Émile Nelligan


Devant deux portraits de ma mère


 
Ma mère, que je l’aime en ce portrait ancien,
Peint aux jours glorieux qu’elle était jeune fille,
Le front couleur de lys et le regard qui brille
Comme un éblouissant miroir vénitien !
 
Ma mère que voici n’est plus du tout la même ;
Les rides ont creusé le beau marbre frontal ;
Elle a perdu l’éclat du temps sentimental
Où son hymen chanta comme un rose poème.
 
Aujourdhui je compare, et j’en suis triste aussi,
Ce front nimbé de joie et ce front de souci,
Soleil d’or, brouillard dense au couchant des années.
 
Mais, mystère de cœur qui ne peut s’éclairer !
Comment puis-je sourire à ces lèvres fanées ?
Au portrait qui sourit, comment puis-je pleurer ?
 

Commentaire (s)
Déposé par Cochonfucius le 4 mars 2021 à 14h05

Enfant d’ondine et de griffon
-------

Je suis l’ondin-griffon, monstre des temps anciens,
Ma mère avait les traits d’une charmante fille ;
On en trouve un reflet dans mon regard qui brille,
Mon corps, tu peux le voir, est plus lourd que le sien.

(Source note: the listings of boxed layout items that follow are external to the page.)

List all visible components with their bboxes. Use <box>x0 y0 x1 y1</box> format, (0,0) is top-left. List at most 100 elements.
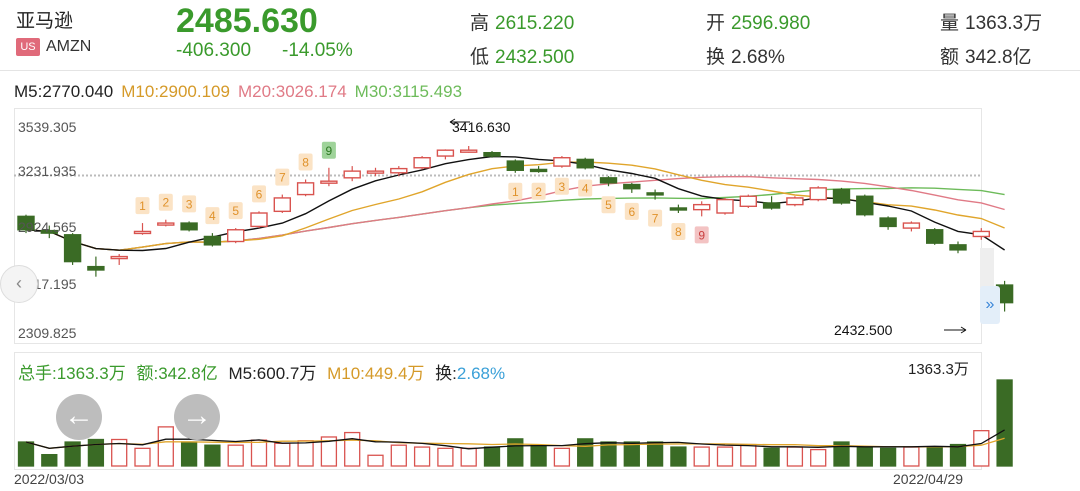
header-divider <box>0 70 1080 71</box>
td-bottom-marker-bg <box>648 209 663 227</box>
td-top-marker-bg <box>205 207 220 225</box>
kline-chart-area[interactable] <box>14 108 982 344</box>
volume-bar <box>530 444 547 467</box>
volume-bar <box>227 444 244 467</box>
td-bottom-marker: 6 <box>628 205 635 219</box>
td-bottom-marker-bg <box>624 202 639 220</box>
next-page-button[interactable]: → <box>174 394 220 440</box>
td-bottom-marker-bg <box>554 177 569 195</box>
scroll-right-button[interactable]: » <box>980 286 1000 324</box>
td-top-marker-bg <box>135 197 150 215</box>
turnover-label: 换 <box>706 47 726 68</box>
volume-bar <box>856 446 873 467</box>
volume-bar <box>367 454 384 467</box>
ma20-label: M20:3026.174 <box>237 82 347 101</box>
candle-body <box>203 235 222 246</box>
volume-bar <box>250 439 268 467</box>
vol-ma5-line <box>25 429 1005 450</box>
td-top-marker: 9 <box>326 144 333 158</box>
prev-page-button[interactable]: ← <box>56 394 102 440</box>
volume-bar <box>833 441 850 467</box>
candle-body <box>390 167 408 174</box>
volume-bar <box>763 447 780 467</box>
volume-bar <box>553 447 571 467</box>
candle-body <box>786 197 804 206</box>
volume-bar <box>390 444 407 467</box>
low-annotation: 2432.500 <box>834 322 893 338</box>
turnover-value: 2.68% <box>731 47 785 68</box>
ma10-label: M10:2900.109 <box>121 82 230 101</box>
candle-body <box>506 160 524 171</box>
candle-body <box>599 177 618 184</box>
high-label: 高 <box>470 13 490 34</box>
volume-bar <box>41 453 58 467</box>
candle-body <box>576 158 594 169</box>
td-top-marker: 3 <box>186 197 193 211</box>
volume-bar <box>134 447 151 467</box>
candle-body <box>972 230 990 238</box>
vol-turnover-label: 换: <box>435 364 457 383</box>
high-stat: 高 2615.220 <box>470 8 574 35</box>
candle-body <box>716 198 734 214</box>
low-arrowhead <box>960 326 967 334</box>
low-label: 低 <box>470 47 490 68</box>
date-end: 2022/04/29 <box>893 471 964 487</box>
scroll-left-button[interactable]: ‹ <box>0 265 38 303</box>
candle-body <box>40 229 58 234</box>
volume-bar <box>460 447 477 467</box>
candle-body <box>343 170 361 179</box>
volume-bar <box>274 442 291 467</box>
volume-bar <box>483 446 501 467</box>
td-top-marker: 4 <box>209 209 216 223</box>
td-bottom-marker-bg <box>601 196 616 214</box>
turnover-stat: 换 2.68% <box>706 42 785 69</box>
open-stat: 开 2596.980 <box>706 8 810 35</box>
vol-max-label: 1363.3万 <box>908 361 969 378</box>
volume-chart-area[interactable] <box>14 352 982 470</box>
vol-m5: M5:600.7万 <box>228 364 317 383</box>
amount-label: 额 <box>940 47 960 68</box>
td-bottom-marker-bg <box>531 182 546 200</box>
volume-bar <box>64 441 81 467</box>
y-tick-2: 2924.565 <box>18 219 77 235</box>
candle-body <box>926 229 944 244</box>
candle-body <box>693 203 711 211</box>
ma5-label: M5:2770.040 <box>14 82 114 101</box>
td-bottom-marker: 4 <box>582 181 589 195</box>
td-top-marker: 8 <box>302 155 309 169</box>
stock-name: 亚马逊 <box>16 11 74 32</box>
candle-body <box>646 192 664 196</box>
amount-value: 342.8亿 <box>965 47 1032 68</box>
vol-amount: 额:342.8亿 <box>136 364 218 383</box>
volume-bar <box>693 446 710 467</box>
y-tick-4: 2309.825 <box>18 325 77 341</box>
td-top-marker-bg <box>158 193 173 211</box>
candle-body <box>669 207 688 211</box>
volume-bar <box>87 438 105 467</box>
candle-body <box>460 149 478 153</box>
candle-body <box>739 195 757 208</box>
volume-bar <box>903 446 920 467</box>
candle-body <box>17 215 35 231</box>
volume-label: 量 <box>940 13 960 34</box>
td-bottom-marker-bg <box>508 182 523 200</box>
volume-bar <box>810 448 827 467</box>
volume-bar <box>344 431 361 467</box>
candle-body <box>413 157 431 169</box>
volume-bar <box>437 447 454 467</box>
td-bottom-marker: 8 <box>675 225 682 239</box>
volume-bar <box>926 446 943 467</box>
volume-bar <box>180 441 198 467</box>
volume-bar <box>879 447 897 467</box>
td-top-marker: 7 <box>279 171 286 185</box>
candle-body <box>296 182 315 196</box>
candle-body <box>949 244 967 251</box>
td-bottom-marker: 3 <box>559 180 566 194</box>
volume-info: 总手:1363.3万 额:342.8亿 M5:600.7万 M10:449.4万… <box>18 359 505 384</box>
volume-stat: 量 1363.3万 <box>940 8 1042 35</box>
low-stat: 低 2432.500 <box>470 42 574 69</box>
vol-turnover-value: 2.68% <box>456 364 506 383</box>
candle-body <box>157 222 175 226</box>
volume-bar <box>507 438 524 467</box>
volume-bar <box>297 440 314 467</box>
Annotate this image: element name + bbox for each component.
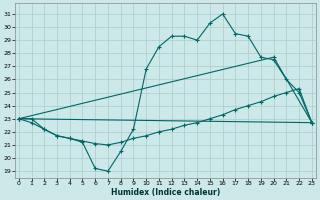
X-axis label: Humidex (Indice chaleur): Humidex (Indice chaleur) [111,188,220,197]
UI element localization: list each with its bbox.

Mon père voltigeait dans le ciel alsacien,
Sans vouloir à tout prix fonder une famille ;
Mais comment résister à l’ondine gentille ?
Impossible, m’ont dit les meilleurs logiciens.

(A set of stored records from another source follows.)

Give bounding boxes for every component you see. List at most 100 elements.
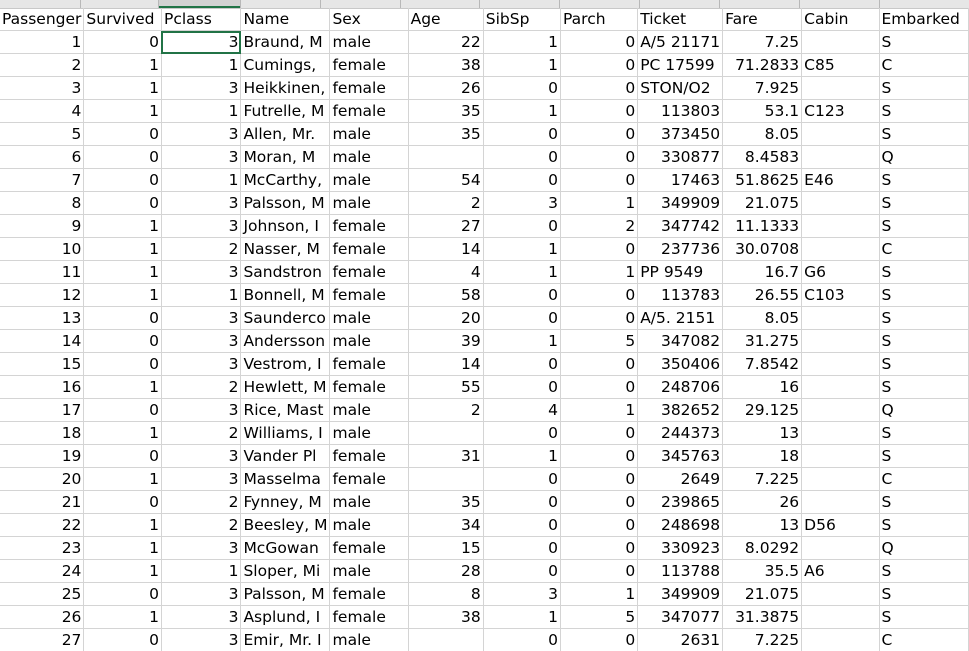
cell-name[interactable]: Heikkinen, [240,76,331,100]
cell-embarked[interactable]: S [879,76,969,100]
header-cell-pclass[interactable]: Pclass [161,8,242,31]
cell-age[interactable]: 35 [408,490,484,514]
cell-ticket[interactable]: PC 17599 [637,53,724,77]
cell-sibsp[interactable]: 1 [483,260,562,284]
cell-sibsp[interactable]: 0 [483,306,562,330]
cell-name[interactable]: Futrelle, M [240,99,331,123]
cell-sex[interactable]: female [329,283,409,307]
cell-fare[interactable]: 31.3875 [722,605,803,629]
cell-parch[interactable]: 5 [560,329,639,353]
cell-sibsp[interactable]: 0 [483,467,562,491]
cell-parch[interactable]: 2 [560,214,639,238]
cell-cabin[interactable] [801,605,880,629]
cell-cabin[interactable] [801,398,880,422]
cell-age[interactable]: 55 [408,375,484,399]
cell-sex[interactable]: male [329,628,409,651]
cell-parch[interactable]: 0 [560,76,639,100]
cell-survived[interactable]: 1 [83,260,162,284]
cell-cabin[interactable]: C103 [801,283,880,307]
cell-name[interactable]: Asplund, I [240,605,331,629]
cell-ticket[interactable]: 244373 [637,421,724,445]
cell-passenger-id[interactable]: 5 [0,122,85,146]
cell-sex[interactable]: female [329,352,409,376]
cell-sex[interactable]: female [329,76,409,100]
header-cell-parch[interactable]: Parch [560,8,639,31]
cell-embarked[interactable]: S [879,559,969,583]
cell-embarked[interactable]: C [879,628,969,651]
cell-embarked[interactable]: Q [879,536,969,560]
cell-cabin[interactable] [801,467,880,491]
cell-survived[interactable]: 0 [83,168,162,192]
cell-ticket[interactable]: PP 9549 [637,260,724,284]
cell-ticket[interactable]: 113803 [637,99,724,123]
cell-passenger-id[interactable]: 17 [0,398,85,422]
cell-fare[interactable]: 16 [722,375,803,399]
cell-age[interactable]: 8 [408,582,484,606]
cell-passenger-id[interactable]: 27 [0,628,85,651]
header-cell-name[interactable]: Name [240,8,331,31]
cell-survived[interactable]: 0 [83,145,162,169]
cell-passenger-id[interactable]: 1 [0,30,85,54]
cell-age[interactable]: 2 [408,398,484,422]
cell-embarked[interactable]: S [879,122,969,146]
cell-sex[interactable]: female [329,444,409,468]
cell-cabin[interactable] [801,76,880,100]
cell-survived[interactable]: 0 [83,628,162,651]
cell-ticket[interactable]: 239865 [637,490,724,514]
column-divider[interactable] [559,0,560,8]
cell-age[interactable]: 14 [408,352,484,376]
cell-sex[interactable]: male [329,421,409,445]
cell-ticket[interactable]: 349909 [637,582,724,606]
cell-embarked[interactable]: Q [879,145,969,169]
cell-age[interactable]: 27 [408,214,484,238]
cell-age[interactable]: 14 [408,237,484,261]
column-divider[interactable] [80,0,81,8]
cell-sex[interactable]: male [329,329,409,353]
cell-cabin[interactable] [801,582,880,606]
cell-sex[interactable]: female [329,582,409,606]
cell-ticket[interactable]: 2631 [637,628,724,651]
cell-survived[interactable]: 1 [83,283,162,307]
cell-age[interactable]: 35 [408,122,484,146]
cell-pclass[interactable]: 3 [161,398,242,422]
cell-passenger-id[interactable]: 11 [0,260,85,284]
cell-name[interactable]: Allen, Mr. [240,122,331,146]
cell-cabin[interactable] [801,490,880,514]
cell-pclass[interactable]: 3 [161,260,242,284]
column-divider[interactable] [639,0,640,8]
cell-survived[interactable]: 1 [83,605,162,629]
cell-sibsp[interactable]: 0 [483,76,562,100]
cell-passenger-id[interactable]: 24 [0,559,85,583]
cell-name[interactable]: Nasser, M [240,237,331,261]
cell-fare[interactable]: 26 [722,490,803,514]
cell-embarked[interactable]: C [879,467,969,491]
cell-survived[interactable]: 1 [83,421,162,445]
cell-fare[interactable]: 16.7 [722,260,803,284]
cell-pclass[interactable]: 3 [161,214,242,238]
cell-survived[interactable]: 1 [83,237,162,261]
cell-embarked[interactable]: S [879,375,969,399]
cell-sibsp[interactable]: 1 [483,53,562,77]
cell-sex[interactable]: female [329,53,409,77]
cell-passenger-id[interactable]: 7 [0,168,85,192]
cell-embarked[interactable]: S [879,99,969,123]
cell-parch[interactable]: 0 [560,53,639,77]
cell-fare[interactable]: 21.075 [722,582,803,606]
column-divider[interactable] [479,0,480,8]
cell-cabin[interactable]: A6 [801,559,880,583]
cell-pclass[interactable]: 3 [161,605,242,629]
cell-sibsp[interactable]: 3 [483,582,562,606]
cell-sex[interactable]: female [329,375,409,399]
cell-passenger-id[interactable]: 4 [0,99,85,123]
header-cell-cabin[interactable]: Cabin [801,8,880,31]
cell-name[interactable]: Palsson, M [240,582,331,606]
cell-cabin[interactable] [801,122,880,146]
cell-survived[interactable]: 1 [83,214,162,238]
cell-parch[interactable]: 0 [560,421,639,445]
cell-ticket[interactable]: 2649 [637,467,724,491]
cell-survived[interactable]: 1 [83,53,162,77]
cell-sex[interactable]: female [329,214,409,238]
cell-pclass[interactable]: 2 [161,421,242,445]
cell-fare[interactable]: 29.125 [722,398,803,422]
cell-parch[interactable]: 0 [560,122,639,146]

Aujourd’hui, donc, je plane et puis je nage aussi,
Dans l’onde ou dans les airs n’éprouvant nul souci ;
Je vois s’évaporer les défuntes années.

L’ondine qui jadis sur son coeur m’a serré,
Son souvenir jamais ne doit être enterré ;
De sa frêle douceur la fleur n’est pas fanée.

[Lien vers ce commentaire]

Déposé par Vincent le 7 mars 2021 à 14h23

Courage

En un temps que je crois, de sept, huit ans, ancien,
Je m’inquiétais beaucoup pour la vie de ma fille,
J’y songe ce matin devant ses yeux qui brillent
À nouveau du bonheur d’être parmi les siens.

Pendant près de dix mois, seuls quelques praticiens
En oncopédiatrie et sa proche famille,
Sans oublier quatre amies, on ne peut plus gentilles,
Purent entrer dans sa chambre aux volets vénitiens.

Jamais je n’ai vécu une période aussi
Dure moralement, or j’ai eu des soucis,
Du haut de mes cinquante et bientôt cinq années.

Je longe l’hôpital toujours le cœur serré,
En pensant aux parents, qui apprennent, atterrés,
Que leur progéniture est peut-être fanée.